Admittedly, I instantly judged the album by its cover art (which I adore.) I knew Confessions would be awesome because of its cover and album art, this new album is no exception. The artwork by Mert and Marcus and Giovanni Bianco has “dancing queen” written all over it.
The album has been getting a lot of weird reviews lately. Madonna is no stranger to divided criticism. Yet again, for listeners it’s a love or hate relationship.
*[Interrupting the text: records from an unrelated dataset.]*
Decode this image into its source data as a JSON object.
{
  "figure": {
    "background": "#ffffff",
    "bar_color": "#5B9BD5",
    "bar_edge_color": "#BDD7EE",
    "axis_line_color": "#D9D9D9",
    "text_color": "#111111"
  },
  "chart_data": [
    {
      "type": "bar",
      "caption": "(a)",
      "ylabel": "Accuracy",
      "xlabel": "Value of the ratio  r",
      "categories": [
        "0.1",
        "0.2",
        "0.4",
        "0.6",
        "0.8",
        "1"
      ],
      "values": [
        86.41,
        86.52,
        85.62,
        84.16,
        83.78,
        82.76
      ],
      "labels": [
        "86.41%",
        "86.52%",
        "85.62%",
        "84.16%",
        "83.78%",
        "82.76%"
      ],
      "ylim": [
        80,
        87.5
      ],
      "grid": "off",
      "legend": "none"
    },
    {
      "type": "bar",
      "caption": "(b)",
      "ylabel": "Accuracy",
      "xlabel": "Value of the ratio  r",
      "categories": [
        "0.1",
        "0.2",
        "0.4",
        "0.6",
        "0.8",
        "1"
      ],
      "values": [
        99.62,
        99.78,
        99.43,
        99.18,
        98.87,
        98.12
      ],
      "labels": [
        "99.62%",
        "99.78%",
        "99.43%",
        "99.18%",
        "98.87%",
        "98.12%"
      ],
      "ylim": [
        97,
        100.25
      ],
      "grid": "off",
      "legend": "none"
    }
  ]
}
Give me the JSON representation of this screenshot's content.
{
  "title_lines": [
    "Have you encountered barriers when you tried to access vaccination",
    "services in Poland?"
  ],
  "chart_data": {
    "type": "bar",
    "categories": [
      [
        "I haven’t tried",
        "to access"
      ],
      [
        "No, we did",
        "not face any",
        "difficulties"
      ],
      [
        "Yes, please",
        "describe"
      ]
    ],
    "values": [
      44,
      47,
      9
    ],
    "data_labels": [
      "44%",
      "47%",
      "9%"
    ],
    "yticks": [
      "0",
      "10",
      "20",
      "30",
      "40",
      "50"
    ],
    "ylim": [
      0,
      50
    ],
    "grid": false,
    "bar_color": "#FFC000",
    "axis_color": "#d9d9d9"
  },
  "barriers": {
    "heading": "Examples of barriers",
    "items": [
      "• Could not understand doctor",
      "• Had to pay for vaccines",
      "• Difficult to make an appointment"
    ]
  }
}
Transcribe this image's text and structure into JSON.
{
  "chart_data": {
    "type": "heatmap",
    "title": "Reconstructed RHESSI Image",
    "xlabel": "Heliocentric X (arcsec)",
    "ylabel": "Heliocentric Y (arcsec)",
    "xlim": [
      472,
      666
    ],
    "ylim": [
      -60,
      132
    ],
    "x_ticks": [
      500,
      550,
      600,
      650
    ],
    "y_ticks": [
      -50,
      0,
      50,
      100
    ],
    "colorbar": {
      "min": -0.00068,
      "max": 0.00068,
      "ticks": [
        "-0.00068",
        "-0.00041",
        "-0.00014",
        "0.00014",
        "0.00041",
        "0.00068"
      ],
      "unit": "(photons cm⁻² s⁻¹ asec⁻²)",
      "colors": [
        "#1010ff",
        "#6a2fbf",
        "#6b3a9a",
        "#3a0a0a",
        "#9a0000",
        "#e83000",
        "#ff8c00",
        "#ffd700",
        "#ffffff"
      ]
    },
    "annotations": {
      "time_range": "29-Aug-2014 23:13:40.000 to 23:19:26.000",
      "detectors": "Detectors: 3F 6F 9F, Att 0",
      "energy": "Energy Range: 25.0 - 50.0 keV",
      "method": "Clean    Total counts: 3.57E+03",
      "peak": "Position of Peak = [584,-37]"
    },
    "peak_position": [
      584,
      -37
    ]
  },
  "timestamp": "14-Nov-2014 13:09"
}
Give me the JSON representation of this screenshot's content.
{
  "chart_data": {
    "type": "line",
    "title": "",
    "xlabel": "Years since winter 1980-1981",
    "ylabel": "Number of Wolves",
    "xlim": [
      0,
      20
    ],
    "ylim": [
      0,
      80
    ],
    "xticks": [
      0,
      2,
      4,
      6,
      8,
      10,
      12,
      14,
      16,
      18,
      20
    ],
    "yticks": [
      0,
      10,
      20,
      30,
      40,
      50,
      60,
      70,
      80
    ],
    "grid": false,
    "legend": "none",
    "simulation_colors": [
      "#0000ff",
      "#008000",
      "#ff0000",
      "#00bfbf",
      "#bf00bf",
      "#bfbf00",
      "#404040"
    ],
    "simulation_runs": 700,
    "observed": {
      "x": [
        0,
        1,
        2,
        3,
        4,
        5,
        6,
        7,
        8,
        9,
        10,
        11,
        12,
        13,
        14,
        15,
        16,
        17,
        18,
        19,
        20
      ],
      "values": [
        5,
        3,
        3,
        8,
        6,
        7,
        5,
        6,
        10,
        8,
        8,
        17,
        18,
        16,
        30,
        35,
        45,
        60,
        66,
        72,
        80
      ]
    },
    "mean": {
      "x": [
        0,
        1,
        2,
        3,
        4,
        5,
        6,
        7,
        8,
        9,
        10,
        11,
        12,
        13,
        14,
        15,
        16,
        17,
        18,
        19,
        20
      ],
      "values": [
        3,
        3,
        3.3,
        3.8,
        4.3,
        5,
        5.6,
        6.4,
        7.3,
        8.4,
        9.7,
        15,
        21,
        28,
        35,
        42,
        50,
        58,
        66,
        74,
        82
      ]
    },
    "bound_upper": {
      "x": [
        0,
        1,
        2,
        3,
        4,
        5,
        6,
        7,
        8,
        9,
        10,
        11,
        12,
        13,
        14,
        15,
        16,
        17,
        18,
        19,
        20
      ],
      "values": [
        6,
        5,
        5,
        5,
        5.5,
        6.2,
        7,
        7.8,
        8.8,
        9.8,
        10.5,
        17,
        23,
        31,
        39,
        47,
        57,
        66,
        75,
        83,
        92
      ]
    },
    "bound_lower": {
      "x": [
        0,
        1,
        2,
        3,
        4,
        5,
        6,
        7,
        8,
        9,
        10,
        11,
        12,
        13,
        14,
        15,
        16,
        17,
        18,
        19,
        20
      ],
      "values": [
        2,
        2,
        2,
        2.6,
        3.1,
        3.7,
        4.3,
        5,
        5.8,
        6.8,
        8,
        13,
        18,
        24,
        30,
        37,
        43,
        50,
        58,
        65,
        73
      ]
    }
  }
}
‘MDNA’ isn’t a terrible album – but it is the sound of an artist trying too hard to raise eyebrows and remain relevant. The standout moments come when Madonna eases off the thrusting and the grinding and writes a decent pop song – which she can still do with ease, writes Michael Baggs from Gigwise.com
Baggs goes on, “Every new Madonna album is an event and hopes are always high but this is a huge disappointment. A bland, characterless disappointment. Like the drug on which the album-title pun is built on, ‘MDNA’ is a bright and energetic blast, but one that will leave even her most hardened fans feeling crappy once the buzz has passed.”